Contact Kelli,
temporary manager
of Doug's
"The Wondering Jew"

2000-07-12 - 17:12 MDT

June 12,2000

One - Two - Three - Four, and Baby Makes More.

Back in 1963, Heather age 38 gave birth to our fifth child. Our other four: a man - age 19, a girl - age - 15, a girl - age 14, a boy - age 12, and the last of the family, bastion - the father an almost kid at age 42.

Our nuclear family and a great part of our extended family have always been a close, loving group, not critical or backbiting. But with the birth of our last child to a mother and father who should have known better came the upswelling of love from her brothers and sisters which was an overpowering thing. It showed me just what great children we had the good fortune to be related to.

There were no hassles, unpleasantnesses or begrudged duties. If the baby needed changing - she got changed, the kids were all experts at that. They gave her her bottle, burped her and settled her. They played with her, cuddled her, sweet talked her and made her a very giant cog in the family's gears

Each step in her progress was celebrated by us all. Each of her birthday's was more of a Holiday than most days of the year. When she got old enough to understand a bit, then her enjoyment of Christmas and Easter were yet more super Holidays.

There were times that I marveled at her, her line of thinking made me sure that maybe we had an adult offspring with mature thinking from the crib - - - it just took her a short time to master the language and learn a bit at school. One memory still precious to me is the Christas Eve she left her bottle with the cookies for Santa, thinking that he would know some child who needed one. She was surrounded with love from her birth and still allows us to surround her and her husband and two kids with as much love as they will accept.

She did well all through school and college and developed her specialty in merchandising during summer vacations. She seemed to me to be a natural born, self respecting, lady from the beginning. I can remember her looking at me when Heather and I were going out somewhere and telling me, "Daddy, that doesn't match." Early on her mother took the word of a small child who devoured magazines dealing with style and male and female styles and proper dress. Her tastes were simple but, oh, so in touch with her age and friends likes, but she had her touches to verify that she was she. She began to collect hats from the 1920's on up and wore them with a flair impossible for this man to explain. She could take anything and with a touch or two make it into a stylish, fantastic piece of female furniture.

She still has friends here in Denver that she had through Junior and Senior High Schools and some who were in college who will call and ask about her and pass on through us greetings and well wishes to her.

If I could have hand picked her husband there is no way that a better choice could have been made.

As I walked her down the aisle at her wedding I said to her, "Now my job is done, lady." She looked sidelong at me, smiled and said, "Not until you hold my baby in your arms, Daddy." The supremely ultimate compliment which brought me to the altar with tears of joy oozing down my cheeks.
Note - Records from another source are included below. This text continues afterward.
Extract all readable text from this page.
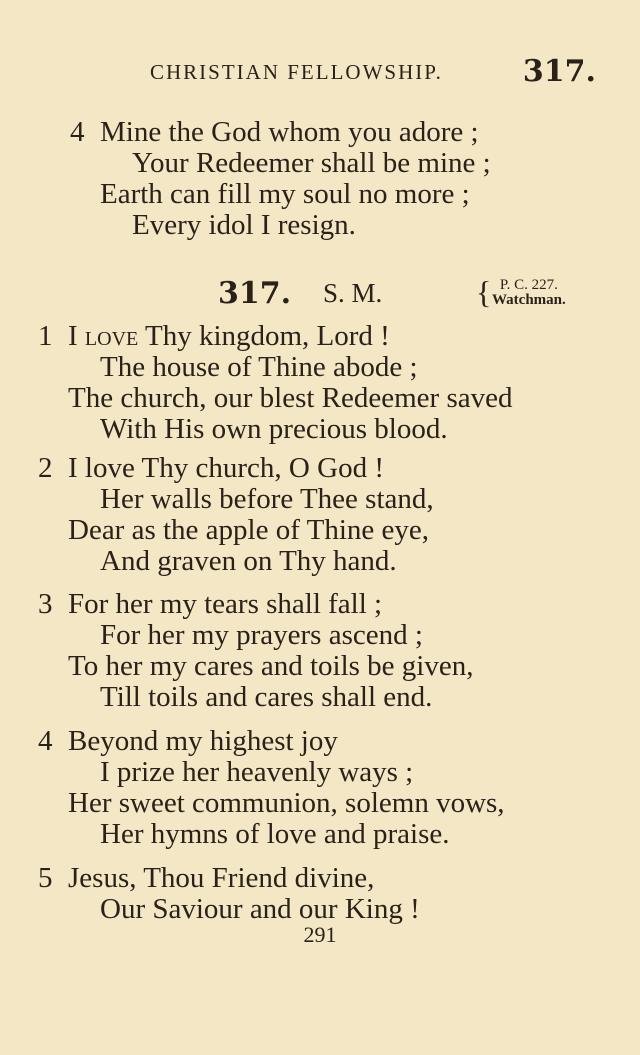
CHRISTIAN FELLOWSHIP.	317.
4 Mine the God whom you adore ;
Your Redeemer shall be mine ;
Earth can fill my soul no more ;
Every idol I resign.
317. S. M.	{ P. C. 227.
Watchman.
1 I love Thy kingdom, Lord !
The house of Thine abode ;
The church, our blest Redeemer saved
With His own precious blood.
2 I love Thy church, O God !
Her walls before Thee stand,
Dear as the apple of Thine eye,
And graven on Thy hand.
3 For her my tears shall fall ;
For her my prayers ascend ;
To her my cares and toils be given,
Till toils and cares shall end.
4 Beyond my highest joy
I prize her heavenly ways ;
Her sweet communion, solemn vows,
Her hymns of love and praise.
5 Jesus, Thou Friend divine,
Our Saviour and our King !
291
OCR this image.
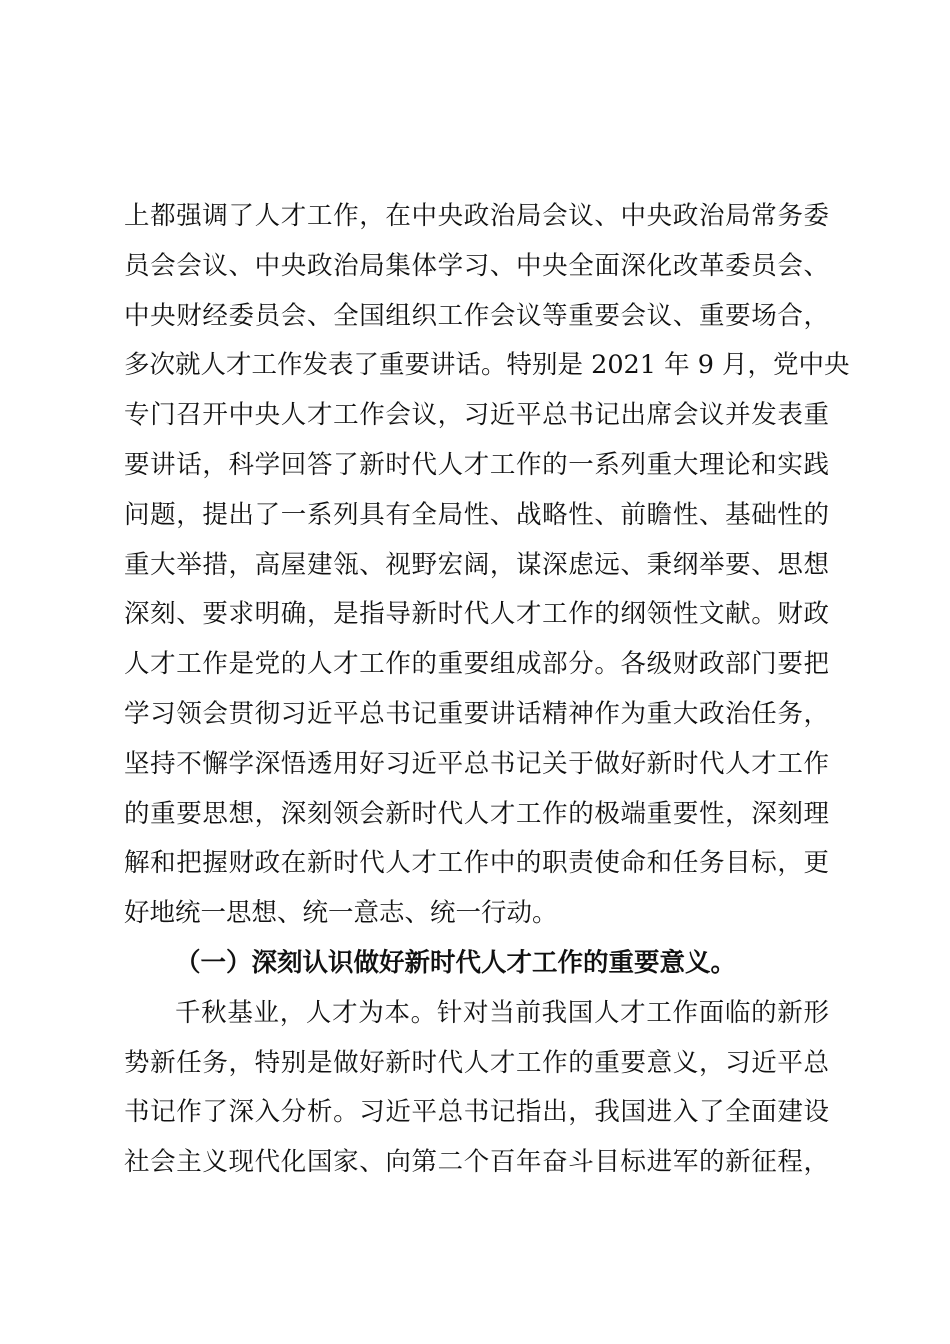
上都强调了人才工作，在中央政治局会议、中央政治局常务委
员会会议、中央政治局集体学习、中央全面深化改革委员会、
中央财经委员会、全国组织工作会议等重要会议、重要场合，
多次就人才工作发表了重要讲话。特别是 2021 年 9 月，党中央
专门召开中央人才工作会议，习近平总书记出席会议并发表重
要讲话，科学回答了新时代人才工作的一系列重大理论和实践
问题，提出了一系列具有全局性、战略性、前瞻性、基础性的
重大举措，高屋建瓴、视野宏阔，谋深虑远、秉纲举要、思想
深刻、要求明确，是指导新时代人才工作的纲领性文献。财政
人才工作是党的人才工作的重要组成部分。各级财政部门要把
学习领会贯彻习近平总书记重要讲话精神作为重大政治任务，
坚持不懈学深悟透用好习近平总书记关于做好新时代人才工作
的重要思想，深刻领会新时代人才工作的极端重要性，深刻理
解和把握财政在新时代人才工作中的职责使命和任务目标，更
好地统一思想、统一意志、统一行动。
（一）深刻认识做好新时代人才工作的重要意义。
千秋基业，人才为本。针对当前我国人才工作面临的新形
势新任务，特别是做好新时代人才工作的重要意义，习近平总
书记作了深入分析。习近平总书记指出，我国进入了全面建设
社会主义现代化国家、向第二个百年奋斗目标进军的新征程，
It took several years and their ensuring that employment was stable, and then she had her baby, held in my arms with love both for him and his mother and a grateful prayer of thanks. I was at the birth of her second, a baby girl and watched her husband and son officiate at the weighing. I did have this baby in my arms very shortly after she made the scene.

The closeness between us all continues, she in Eugene and the rest of the family in Denver are not really separated, yes there are a few miles between us which are spanned by love and the telephone. Frequent visits by Heather and me have let us watch them grow and to take part in taking care of them. A month ago her daughter read a poem to me from my old, "Child's Garden of Verses," by Robert Louis Stevenson one of my favorite ones too. I do think that that particular book will be too worn out to pass on to her children, but it is doing its duty now. Her son and I have built models and also a "Perpetual Motion," type of contraption that worked as advertised to our delight and several Cub Scout projects.

Our daughter is and has not ever been the glue that holds our family together, but she is certainly, "The Jewel In The Crown," and still in our hearts and feelings the nestling, cuddling little one we watched over and loved all the way through.

Am I biased ? Don't think so, she does us credit and then some.